If you do something too quick and he’s looking ahead at the moment you try to pull past, say goodnight Vienna. Bleat all you want that he was in the wrong, you may have to tell your old lady using the Ouija board though.
Not truck related but here’s an incident that happened to me just a day or so ago. I had to take my old Renault NN for its MOT. For our foreign readers, that’s an annual certificate all cars in the UK have to get from a garage listed as suitable by the Ministry of Transport. Lorries get an even tougher test at a Ministry Depot.
Now the old girl’s 85 years old so she lacks a few of the refinements of the modern vehicle, but as they were never in the original design, she’s exempt.
The examiners loved the old biddy (as usual) and she coasted through the bits of the test that apply to her brakes, emissions etc.
The test centre’s only a mile or so from home so I pulled out into the main road and all traffic stopped to let the car out (usual behaviour, every bloke over 25 wants to take a look and have a laugh) and I chugged on up the road.
Stopped behind an artic at the lights, moved up a bit the next time they changed then through the double light at 15 mph across the major A road, up to 23mph or so (she runs out of steam at 40 with a following wind) 400 yards straight on down, third left, and up into the driveway still clutching the new MOT certificate in hand.
Now she’s an ex Paris taxi with doors only on the right (mustn’t get the fares killed by a horse as they get out) and a drivers compartment built for Yoda and at over 6 foot it takes me a minute to crook one leg over the steering wheel and slide my arse out.
It was whilst in this inelegant stance that I first noticed a pudgy red face looming up the path behind me.
Now when you own an old bus like the NN you get used to lots of questions from interested parties so it was a bit of a shock when the lardy bird facing me as I fell from the car, started shouting.
This is as I remember it how the conversation went.
“Do you know you’ve got no lights?”
“Yep”.
“And no indicators?”
“Yep”
“And no brake lights?”
“Yep. I’ve also got no seat belts if that’s of any interest”.
“Well you shouldn’t be on the road. That car’s illegal”.
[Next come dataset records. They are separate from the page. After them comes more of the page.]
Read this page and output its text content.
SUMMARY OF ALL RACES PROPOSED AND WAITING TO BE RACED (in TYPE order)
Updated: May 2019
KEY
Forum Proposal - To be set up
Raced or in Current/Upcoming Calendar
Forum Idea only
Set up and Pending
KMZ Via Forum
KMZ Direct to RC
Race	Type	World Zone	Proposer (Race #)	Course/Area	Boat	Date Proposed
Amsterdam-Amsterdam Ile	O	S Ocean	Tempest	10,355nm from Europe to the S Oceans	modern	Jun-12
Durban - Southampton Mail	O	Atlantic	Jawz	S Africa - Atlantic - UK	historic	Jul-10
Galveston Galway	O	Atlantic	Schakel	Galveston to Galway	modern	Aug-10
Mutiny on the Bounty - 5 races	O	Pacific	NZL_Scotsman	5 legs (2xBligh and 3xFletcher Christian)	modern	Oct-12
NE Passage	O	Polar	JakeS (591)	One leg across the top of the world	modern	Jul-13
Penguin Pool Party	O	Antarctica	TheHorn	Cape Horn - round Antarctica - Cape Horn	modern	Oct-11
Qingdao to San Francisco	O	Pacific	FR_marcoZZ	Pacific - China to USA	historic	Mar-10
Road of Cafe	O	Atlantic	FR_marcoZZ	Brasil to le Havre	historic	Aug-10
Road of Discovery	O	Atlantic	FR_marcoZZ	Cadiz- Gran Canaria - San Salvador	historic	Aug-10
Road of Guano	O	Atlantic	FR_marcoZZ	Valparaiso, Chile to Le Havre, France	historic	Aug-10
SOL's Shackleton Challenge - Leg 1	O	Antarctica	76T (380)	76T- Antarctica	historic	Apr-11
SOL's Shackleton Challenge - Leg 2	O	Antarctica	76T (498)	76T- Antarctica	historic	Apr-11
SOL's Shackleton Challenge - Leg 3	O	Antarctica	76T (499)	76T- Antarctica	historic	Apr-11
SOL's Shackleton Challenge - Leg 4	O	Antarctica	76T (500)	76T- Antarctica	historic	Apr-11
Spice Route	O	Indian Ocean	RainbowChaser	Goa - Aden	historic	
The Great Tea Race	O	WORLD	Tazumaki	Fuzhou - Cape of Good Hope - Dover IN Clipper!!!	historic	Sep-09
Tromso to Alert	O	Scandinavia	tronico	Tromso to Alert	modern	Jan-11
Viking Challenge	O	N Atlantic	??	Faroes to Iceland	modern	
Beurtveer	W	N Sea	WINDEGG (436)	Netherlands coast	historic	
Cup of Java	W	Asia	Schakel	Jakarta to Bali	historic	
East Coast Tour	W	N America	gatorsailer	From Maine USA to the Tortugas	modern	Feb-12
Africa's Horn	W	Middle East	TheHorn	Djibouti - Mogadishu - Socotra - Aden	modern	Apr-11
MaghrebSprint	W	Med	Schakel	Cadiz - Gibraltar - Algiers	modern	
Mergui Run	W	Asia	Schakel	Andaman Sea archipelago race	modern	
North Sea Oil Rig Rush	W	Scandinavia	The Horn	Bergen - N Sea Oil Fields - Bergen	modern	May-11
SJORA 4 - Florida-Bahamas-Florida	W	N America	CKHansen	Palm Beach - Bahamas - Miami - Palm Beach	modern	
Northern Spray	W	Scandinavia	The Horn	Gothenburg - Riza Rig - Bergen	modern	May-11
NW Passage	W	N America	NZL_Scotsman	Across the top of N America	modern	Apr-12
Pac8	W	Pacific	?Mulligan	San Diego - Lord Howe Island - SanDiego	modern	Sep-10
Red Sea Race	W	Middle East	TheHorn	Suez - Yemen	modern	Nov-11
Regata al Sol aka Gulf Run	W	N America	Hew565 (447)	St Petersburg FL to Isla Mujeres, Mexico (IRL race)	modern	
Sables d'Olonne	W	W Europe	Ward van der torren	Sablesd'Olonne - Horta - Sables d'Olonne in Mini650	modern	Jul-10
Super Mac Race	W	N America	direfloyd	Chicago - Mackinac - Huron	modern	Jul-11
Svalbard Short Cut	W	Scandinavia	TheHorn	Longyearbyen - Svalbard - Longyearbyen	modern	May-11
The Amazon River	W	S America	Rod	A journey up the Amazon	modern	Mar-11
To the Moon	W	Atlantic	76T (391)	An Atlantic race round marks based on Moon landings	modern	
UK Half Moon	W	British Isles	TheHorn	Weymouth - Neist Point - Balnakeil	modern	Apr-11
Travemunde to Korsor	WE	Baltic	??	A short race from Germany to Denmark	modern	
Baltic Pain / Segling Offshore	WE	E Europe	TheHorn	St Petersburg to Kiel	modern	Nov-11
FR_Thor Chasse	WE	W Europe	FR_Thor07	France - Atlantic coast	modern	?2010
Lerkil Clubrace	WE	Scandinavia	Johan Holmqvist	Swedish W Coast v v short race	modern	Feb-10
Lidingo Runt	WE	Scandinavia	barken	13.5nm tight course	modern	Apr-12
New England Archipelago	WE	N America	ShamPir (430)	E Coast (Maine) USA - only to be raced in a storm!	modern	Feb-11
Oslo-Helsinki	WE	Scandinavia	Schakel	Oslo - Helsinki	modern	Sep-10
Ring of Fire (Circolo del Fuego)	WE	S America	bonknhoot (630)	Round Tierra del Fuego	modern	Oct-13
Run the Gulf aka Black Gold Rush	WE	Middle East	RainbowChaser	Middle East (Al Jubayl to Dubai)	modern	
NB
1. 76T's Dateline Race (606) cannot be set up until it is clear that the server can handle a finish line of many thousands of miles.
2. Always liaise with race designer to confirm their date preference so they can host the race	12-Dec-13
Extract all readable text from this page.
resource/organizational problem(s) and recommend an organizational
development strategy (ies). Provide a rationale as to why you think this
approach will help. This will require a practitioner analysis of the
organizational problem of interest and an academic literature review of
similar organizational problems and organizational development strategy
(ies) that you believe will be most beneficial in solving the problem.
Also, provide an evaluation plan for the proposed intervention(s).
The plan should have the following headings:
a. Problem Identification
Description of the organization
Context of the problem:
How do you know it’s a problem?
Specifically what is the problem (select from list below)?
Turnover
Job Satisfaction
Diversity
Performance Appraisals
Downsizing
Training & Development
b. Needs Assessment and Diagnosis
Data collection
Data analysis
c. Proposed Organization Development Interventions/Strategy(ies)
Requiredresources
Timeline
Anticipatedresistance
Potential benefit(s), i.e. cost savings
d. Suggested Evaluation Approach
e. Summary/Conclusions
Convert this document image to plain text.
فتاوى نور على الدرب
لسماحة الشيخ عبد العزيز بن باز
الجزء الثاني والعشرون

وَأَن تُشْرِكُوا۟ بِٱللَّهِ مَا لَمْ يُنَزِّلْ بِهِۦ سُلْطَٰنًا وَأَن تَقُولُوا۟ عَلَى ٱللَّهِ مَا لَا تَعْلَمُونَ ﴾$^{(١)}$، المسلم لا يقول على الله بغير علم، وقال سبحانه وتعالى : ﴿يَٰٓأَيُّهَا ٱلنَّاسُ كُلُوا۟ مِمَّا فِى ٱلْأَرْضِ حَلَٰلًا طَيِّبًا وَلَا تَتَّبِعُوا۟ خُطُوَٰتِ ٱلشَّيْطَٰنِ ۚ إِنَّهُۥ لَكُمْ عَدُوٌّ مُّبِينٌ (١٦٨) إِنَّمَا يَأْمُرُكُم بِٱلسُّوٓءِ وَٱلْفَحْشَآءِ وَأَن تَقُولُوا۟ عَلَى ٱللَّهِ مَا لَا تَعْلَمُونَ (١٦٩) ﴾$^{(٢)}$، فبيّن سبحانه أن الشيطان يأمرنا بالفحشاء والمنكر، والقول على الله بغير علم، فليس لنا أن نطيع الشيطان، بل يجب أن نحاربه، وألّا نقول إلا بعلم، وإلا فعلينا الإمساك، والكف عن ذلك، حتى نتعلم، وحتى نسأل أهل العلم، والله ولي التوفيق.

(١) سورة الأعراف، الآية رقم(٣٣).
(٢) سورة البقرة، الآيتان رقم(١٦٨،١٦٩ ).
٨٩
At this point I opened the MOT certificate and held it up before her.
“The Ministry of Transport madam plainly disagree with you, as you can see I’ve just had the annual examination and, as usual we passed with flying colours”
Unfortunately I was prevented from enjoying the exchange further at this point as the dragon lady who guards the family protruded from a downstairs window and hurled a stream of invective guaranteed to repel the Chinese army from the gates.
As the unfortunate woman recoiled and retreated back to her car I politely pointed out that if she were spawned in 1924 she might expect a modicum of respect from younger members of society if all her functions were a little restricted.
Obviously this menopausal harridan had a point, but we were not on a motorway, she had obviously barrelled up behind me after I left the garage, without really paying attention and had to brake sharply, despite the fact I must have been stationery for at least 30 seconds before her arrival.
Thing is, any half wit would recognise that a vehicle so patently ancient was never going to accelerate off in a squeal of rubber, nor stop dead with a blaze of neon.
The Renault has a rear window the size of a bar of soap and about 3% rear visibility, the right turn indicator is a rubber glove on a stick poked through the window.
If you are a sane and sensible driver you would take note and make allowances for the old girls foibles, just make sure you do it for the truck driver as well.
It may well be you that counts the cost if you don’t, or worse still it may be your friends and family.
And if you’re in the truck try to think of yourself as the benevolent grandfather and the motorists, motorbikers and (save me Lord) cyclists as dumb kids who, if you don’t look out for them, are just going to hurt themselves, maybe for the last time ever.